There are various methods for evaluating the effectiveness of low-plus vision therapy. The use of MEM cards can help patients access the near-sighted mode. Low-power minus lenses are used for this purpose. Patients who cannot tolerate the near-sighted mode of vision should wear these lenses. If the patients experience no improvement with these lenses, low-plus vision therapy may be beneficial. It can be an effective option for a variety of conditions, including myopia and hyperopia.
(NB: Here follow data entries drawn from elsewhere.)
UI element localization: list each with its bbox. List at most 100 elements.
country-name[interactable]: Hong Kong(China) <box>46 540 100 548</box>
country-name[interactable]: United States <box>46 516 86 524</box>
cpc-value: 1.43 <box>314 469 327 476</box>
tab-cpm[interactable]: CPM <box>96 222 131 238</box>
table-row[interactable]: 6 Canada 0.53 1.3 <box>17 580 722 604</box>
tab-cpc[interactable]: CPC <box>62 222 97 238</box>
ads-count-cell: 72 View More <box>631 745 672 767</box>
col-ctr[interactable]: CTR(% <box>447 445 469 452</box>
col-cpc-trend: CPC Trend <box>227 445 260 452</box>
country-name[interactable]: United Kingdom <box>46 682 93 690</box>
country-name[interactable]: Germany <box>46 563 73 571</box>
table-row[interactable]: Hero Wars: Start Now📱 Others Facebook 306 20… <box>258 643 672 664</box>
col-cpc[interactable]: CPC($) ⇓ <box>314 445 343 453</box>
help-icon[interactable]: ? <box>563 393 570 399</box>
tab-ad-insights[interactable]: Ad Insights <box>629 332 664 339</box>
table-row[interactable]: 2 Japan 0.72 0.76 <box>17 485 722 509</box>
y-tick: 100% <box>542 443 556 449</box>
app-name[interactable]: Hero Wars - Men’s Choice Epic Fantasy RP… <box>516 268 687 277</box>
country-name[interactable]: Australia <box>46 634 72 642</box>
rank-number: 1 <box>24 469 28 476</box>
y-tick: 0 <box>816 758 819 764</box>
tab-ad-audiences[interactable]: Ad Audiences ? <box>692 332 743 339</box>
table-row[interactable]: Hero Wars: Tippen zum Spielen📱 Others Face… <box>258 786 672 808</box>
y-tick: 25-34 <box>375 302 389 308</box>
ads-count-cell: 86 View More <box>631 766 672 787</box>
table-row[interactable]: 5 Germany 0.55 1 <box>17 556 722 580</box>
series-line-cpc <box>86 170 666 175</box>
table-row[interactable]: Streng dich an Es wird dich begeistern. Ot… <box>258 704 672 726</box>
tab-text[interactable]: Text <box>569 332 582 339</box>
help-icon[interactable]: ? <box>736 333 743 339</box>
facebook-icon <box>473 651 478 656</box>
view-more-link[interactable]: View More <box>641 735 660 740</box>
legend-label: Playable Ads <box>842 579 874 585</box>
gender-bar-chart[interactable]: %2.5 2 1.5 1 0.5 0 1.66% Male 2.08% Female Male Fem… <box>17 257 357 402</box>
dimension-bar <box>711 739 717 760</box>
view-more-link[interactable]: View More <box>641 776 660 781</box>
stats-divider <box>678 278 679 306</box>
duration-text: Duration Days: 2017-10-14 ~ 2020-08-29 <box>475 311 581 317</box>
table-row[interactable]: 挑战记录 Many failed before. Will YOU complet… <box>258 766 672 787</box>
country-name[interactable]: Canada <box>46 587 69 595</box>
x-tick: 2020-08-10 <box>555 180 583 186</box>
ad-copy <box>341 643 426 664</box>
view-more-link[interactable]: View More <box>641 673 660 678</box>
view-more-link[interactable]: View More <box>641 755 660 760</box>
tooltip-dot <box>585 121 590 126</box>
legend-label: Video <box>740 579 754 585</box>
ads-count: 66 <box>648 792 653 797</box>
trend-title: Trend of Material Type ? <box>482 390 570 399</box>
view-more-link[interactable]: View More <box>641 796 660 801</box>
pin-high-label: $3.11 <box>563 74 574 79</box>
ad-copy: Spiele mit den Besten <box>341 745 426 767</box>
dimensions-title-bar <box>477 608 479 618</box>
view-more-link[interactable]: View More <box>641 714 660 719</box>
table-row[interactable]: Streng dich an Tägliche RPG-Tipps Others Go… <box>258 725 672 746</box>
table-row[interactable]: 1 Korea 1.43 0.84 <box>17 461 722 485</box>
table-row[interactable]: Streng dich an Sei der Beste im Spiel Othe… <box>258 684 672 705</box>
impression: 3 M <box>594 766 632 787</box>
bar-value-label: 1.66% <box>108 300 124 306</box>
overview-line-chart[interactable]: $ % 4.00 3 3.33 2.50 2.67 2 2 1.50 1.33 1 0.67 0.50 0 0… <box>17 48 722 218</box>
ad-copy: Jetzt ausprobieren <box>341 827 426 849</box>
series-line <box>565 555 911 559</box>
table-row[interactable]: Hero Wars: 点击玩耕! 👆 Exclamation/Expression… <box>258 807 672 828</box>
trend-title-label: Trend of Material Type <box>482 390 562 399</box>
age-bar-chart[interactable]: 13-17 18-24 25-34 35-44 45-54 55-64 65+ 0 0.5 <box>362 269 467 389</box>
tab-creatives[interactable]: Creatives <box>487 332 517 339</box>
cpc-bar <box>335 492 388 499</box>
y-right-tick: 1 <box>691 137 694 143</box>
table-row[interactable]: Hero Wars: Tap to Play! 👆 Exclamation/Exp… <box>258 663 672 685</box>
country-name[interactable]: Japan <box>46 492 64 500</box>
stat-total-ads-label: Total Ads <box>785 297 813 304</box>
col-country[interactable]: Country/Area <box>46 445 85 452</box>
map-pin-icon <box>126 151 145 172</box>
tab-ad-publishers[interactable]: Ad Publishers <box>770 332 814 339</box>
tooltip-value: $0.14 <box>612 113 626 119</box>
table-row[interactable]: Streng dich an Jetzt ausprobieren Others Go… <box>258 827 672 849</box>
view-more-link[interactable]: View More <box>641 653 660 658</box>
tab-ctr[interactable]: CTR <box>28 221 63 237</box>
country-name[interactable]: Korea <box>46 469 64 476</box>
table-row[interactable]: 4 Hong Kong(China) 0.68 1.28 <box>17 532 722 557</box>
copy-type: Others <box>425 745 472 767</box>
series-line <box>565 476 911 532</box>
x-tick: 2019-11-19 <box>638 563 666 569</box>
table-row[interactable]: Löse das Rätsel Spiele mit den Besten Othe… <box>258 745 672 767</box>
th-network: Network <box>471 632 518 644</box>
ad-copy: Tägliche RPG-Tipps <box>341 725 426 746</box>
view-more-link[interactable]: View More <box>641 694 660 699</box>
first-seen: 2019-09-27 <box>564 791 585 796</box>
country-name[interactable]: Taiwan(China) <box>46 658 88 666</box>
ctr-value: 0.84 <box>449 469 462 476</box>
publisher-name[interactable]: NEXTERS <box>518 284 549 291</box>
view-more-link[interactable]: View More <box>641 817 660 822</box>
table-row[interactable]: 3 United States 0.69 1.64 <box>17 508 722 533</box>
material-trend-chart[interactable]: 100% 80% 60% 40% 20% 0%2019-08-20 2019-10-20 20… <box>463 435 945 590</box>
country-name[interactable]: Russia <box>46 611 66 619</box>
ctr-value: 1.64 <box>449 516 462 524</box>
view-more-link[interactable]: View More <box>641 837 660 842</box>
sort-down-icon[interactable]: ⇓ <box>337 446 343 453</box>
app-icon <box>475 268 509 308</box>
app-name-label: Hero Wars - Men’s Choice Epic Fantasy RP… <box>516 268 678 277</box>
Although some people believe that vision therapy can help children with myopia, many studies have found no evidence that low-plus glasses improve children’s reading abilities. In addition, low-plus vision therapy has not been shown to be effective for children with learning disabilities. Many studies have found that the use of low-plus “training glasses” does not improve the learning performance of children with dyslexia. Low-plus vision therapy may also lead to other health problems such as accommodative infailility.

Behavioural Approaches to the Treatment of Strabismus

Behavioural approaches to the treatment for strabismus involve using a combination of different techniques to correct a patient’s eye condition. If left untreated, strabismus may lead to a lazy eye and permanently poor vision in the turned eye. This is because the brain receives two images when looking in opposite directions. The turned eye is often ignored by the brain, making the result an even more severe problem.

Behavioural approaches to the treatment for strabismus work on children who are younger than five years old. They do not have to be able to give feedback when trying on glasses. Often, children are too young to give feedback, and can be screened for the condition before they reach the age of three. Some types of strabismus can be treated with orthoptics.